Jesus has a very special love for you. As for me, the silence and the emptiness is so great that I look and do not see, listen and do not hear.

— Mother Teresa to the Rev. Michael Van Der Peet, September 1979

At the time I was flabbergasted – this was an amazing woman of God, who had dedicated her life to following Jesus through serving the poor. She is probably one of the most famous Christians who has ever lived. Yet it was clear that she went through periods of great spiritual depression – great loneliness.

I thought about it though and realised somebody more famous within Christianity experienced the same feeling –  when Jesus was being crucified, he cried out “my God, my God why have you forsaken me?”  Until that point, Jesus‘ trial and execution had been marked by his silence – or very few, carefully chosen words on his behalf. But at this point – Jesus becomes very emotional and calls out in pain. The loneliness of not experiencing God’s presence was another painful cross for him to bear.

Of course, in hindsight we look back and know that God had not forsaken Jesus – but in that moment, he felt completely shattered.
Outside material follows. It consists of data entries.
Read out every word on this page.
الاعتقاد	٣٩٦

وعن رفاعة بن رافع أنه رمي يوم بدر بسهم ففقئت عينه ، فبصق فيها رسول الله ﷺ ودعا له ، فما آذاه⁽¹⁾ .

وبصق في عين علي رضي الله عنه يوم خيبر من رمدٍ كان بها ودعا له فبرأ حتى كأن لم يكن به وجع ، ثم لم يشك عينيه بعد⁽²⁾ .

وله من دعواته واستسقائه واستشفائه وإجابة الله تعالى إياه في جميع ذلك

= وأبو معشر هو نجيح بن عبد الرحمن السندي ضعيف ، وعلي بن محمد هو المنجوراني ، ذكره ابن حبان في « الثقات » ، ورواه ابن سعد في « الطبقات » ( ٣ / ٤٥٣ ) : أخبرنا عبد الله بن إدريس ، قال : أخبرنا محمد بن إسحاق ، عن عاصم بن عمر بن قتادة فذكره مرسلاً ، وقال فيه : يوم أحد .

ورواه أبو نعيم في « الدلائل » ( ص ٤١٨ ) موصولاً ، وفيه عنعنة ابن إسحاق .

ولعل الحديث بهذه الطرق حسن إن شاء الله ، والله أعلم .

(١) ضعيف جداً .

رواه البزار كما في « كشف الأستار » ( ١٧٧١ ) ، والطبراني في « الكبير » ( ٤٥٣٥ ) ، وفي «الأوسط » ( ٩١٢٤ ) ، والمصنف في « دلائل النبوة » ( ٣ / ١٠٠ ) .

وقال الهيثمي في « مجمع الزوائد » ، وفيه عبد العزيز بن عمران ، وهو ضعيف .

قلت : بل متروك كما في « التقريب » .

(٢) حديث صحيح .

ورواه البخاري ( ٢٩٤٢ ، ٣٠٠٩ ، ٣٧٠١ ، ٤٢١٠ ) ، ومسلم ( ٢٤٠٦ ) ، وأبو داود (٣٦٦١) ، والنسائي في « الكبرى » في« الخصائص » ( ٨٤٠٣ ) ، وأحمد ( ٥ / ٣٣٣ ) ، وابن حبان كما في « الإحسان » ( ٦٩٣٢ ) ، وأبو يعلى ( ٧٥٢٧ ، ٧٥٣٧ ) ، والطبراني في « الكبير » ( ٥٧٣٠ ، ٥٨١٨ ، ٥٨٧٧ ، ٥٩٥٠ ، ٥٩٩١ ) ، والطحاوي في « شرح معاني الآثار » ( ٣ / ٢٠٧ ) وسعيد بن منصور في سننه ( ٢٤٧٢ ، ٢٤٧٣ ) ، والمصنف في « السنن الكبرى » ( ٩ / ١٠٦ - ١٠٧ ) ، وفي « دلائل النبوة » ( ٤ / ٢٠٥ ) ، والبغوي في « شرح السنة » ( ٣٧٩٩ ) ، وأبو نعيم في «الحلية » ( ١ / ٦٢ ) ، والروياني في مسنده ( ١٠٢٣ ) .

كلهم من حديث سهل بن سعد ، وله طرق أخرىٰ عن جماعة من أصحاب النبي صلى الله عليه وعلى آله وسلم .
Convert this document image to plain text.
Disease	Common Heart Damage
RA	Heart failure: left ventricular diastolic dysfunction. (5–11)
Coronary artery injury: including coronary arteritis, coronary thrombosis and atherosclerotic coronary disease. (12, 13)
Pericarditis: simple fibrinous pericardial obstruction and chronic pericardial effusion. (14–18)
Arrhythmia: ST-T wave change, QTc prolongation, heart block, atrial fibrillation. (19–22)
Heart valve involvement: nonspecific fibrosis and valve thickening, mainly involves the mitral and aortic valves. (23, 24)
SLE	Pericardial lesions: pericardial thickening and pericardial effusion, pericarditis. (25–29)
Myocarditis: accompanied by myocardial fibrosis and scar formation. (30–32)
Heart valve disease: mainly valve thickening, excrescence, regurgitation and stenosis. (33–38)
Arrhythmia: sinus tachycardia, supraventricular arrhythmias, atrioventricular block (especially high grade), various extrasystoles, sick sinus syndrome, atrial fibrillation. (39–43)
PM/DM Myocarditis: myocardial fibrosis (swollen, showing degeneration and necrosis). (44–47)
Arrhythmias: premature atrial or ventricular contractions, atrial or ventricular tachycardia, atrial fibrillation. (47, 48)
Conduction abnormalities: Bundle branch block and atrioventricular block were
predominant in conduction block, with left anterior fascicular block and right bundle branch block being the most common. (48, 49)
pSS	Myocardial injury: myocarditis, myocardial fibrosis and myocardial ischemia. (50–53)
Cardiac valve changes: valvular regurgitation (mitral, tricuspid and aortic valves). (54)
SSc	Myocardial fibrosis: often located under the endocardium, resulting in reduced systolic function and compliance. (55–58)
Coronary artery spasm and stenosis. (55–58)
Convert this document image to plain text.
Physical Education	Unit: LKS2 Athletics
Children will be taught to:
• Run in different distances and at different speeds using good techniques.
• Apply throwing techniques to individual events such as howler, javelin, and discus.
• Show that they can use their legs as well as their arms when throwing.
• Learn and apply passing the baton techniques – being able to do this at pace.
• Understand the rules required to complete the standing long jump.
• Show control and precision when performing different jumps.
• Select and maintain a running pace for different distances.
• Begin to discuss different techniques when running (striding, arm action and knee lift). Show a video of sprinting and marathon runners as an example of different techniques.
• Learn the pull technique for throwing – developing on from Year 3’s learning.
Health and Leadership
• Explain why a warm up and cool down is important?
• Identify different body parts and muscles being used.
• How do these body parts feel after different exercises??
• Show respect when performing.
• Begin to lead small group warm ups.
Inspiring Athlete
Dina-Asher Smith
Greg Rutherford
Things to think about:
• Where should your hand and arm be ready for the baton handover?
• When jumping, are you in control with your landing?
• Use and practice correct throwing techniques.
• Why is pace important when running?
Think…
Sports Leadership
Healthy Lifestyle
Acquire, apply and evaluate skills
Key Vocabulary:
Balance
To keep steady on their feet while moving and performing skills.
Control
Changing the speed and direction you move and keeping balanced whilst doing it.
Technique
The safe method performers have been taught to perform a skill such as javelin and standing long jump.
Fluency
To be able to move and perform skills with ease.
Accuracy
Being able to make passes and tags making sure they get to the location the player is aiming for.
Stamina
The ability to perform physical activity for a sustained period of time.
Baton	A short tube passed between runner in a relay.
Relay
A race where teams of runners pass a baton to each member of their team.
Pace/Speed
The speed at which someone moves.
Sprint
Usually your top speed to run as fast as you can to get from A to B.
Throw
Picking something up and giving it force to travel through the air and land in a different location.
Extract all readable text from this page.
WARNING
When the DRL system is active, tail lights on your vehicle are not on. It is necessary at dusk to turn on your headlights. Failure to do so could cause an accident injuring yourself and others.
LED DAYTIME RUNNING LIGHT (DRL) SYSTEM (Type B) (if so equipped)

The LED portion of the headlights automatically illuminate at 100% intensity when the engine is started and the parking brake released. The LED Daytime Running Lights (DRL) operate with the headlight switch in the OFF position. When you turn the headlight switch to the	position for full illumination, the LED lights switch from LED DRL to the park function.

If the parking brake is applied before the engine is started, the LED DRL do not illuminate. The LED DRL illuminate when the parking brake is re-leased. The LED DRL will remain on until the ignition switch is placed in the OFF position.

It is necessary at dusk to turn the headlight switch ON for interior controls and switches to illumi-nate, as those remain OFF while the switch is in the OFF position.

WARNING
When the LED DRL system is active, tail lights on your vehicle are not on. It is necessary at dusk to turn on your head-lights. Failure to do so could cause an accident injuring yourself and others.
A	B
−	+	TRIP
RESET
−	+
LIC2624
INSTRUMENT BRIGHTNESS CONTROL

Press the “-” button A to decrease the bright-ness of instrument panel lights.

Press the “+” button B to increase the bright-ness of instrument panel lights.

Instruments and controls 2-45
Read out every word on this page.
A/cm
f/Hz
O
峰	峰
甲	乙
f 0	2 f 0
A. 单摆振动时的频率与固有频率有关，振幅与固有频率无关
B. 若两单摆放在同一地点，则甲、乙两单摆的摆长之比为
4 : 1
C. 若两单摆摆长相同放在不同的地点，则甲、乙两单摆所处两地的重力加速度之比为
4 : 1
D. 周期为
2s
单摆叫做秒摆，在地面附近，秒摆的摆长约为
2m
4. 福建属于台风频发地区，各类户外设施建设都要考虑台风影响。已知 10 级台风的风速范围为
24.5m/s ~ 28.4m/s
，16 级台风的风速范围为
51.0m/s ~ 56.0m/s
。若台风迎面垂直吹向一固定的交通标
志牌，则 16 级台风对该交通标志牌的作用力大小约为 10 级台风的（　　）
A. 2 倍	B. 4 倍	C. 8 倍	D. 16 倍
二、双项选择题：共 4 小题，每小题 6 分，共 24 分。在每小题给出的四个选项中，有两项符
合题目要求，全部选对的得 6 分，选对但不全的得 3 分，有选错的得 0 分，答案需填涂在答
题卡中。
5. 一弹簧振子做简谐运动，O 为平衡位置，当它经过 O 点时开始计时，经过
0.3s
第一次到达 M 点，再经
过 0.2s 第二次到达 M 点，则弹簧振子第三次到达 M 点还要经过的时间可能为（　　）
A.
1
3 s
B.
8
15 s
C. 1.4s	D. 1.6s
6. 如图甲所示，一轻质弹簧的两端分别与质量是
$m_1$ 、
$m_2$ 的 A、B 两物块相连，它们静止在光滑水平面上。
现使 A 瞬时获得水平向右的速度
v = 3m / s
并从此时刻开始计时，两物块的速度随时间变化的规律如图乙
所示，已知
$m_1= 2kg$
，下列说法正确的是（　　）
The song which I started with, has the lyrics:

When the pieces seem to shatter

To gather off the floor

And all that seems to matter

Is that I don’t feel you anymore

No I don’t feel you anymore

I need a reason to sing

I need to know that You’re still holding

The whole world in Your hands

I need a reason to sing

When I’m overcome by fear

And I hate everything I know

If this waiting lasts forever

I’m afraid I might let go

Will there be a victory?

Will You sing it over me now?

Your peace is the melody

You sing it over me now

Oh Lord

I don’t feel like this song really has a resolution – which is probably best as I don’t think there is a simplistic answer to the experience of spiritual loneliness and depression. But there is another song by the same band which starts with the lyrics:

Lord I find you in the seeking

Lord I find you in the doubt

And to know you is to love you

And to know so little else

Oh how I need you

In the midst of depression, whether it be mental, emotional, spiritual or a combination  – it is hard to see things through a different framework other than our own experience. I guess that’s what mental health struggles create though – a broken framework, a tinted window as it were. But in seeking God, in the straining to see through that tinted window – God can and does break through.

Another verse says:

Light, glorious light
I will go where You shine
Break the dawn, crack the skies
Make the wave right before me
In Your light I will find
All I need, all I need is You

I don’t want to pick out random verses…I don’t want to be trite…but stepping back and looking at history as a whole, God has shown himself to be faithful – and incredibly patient – with Joseph, Moses, the Israelites, Peter…the list goes on.  I believe that didn’t stop with Mother Teresa – and it didn’t stop with Jesus – and I believe it will not stop with us.  God has demonstrated seemingly endless amounts of compassion with humankind – and his compassion extends to those of us being plagued by our own minds…with the church having the potential to be the embodiment of that unconditional love and support. But Christ also has a different perspective to that of our own, a different framework on life – he’s God so we can never fully get our heads around it. But in the straining, in the seeking – I believe the light starts to break through.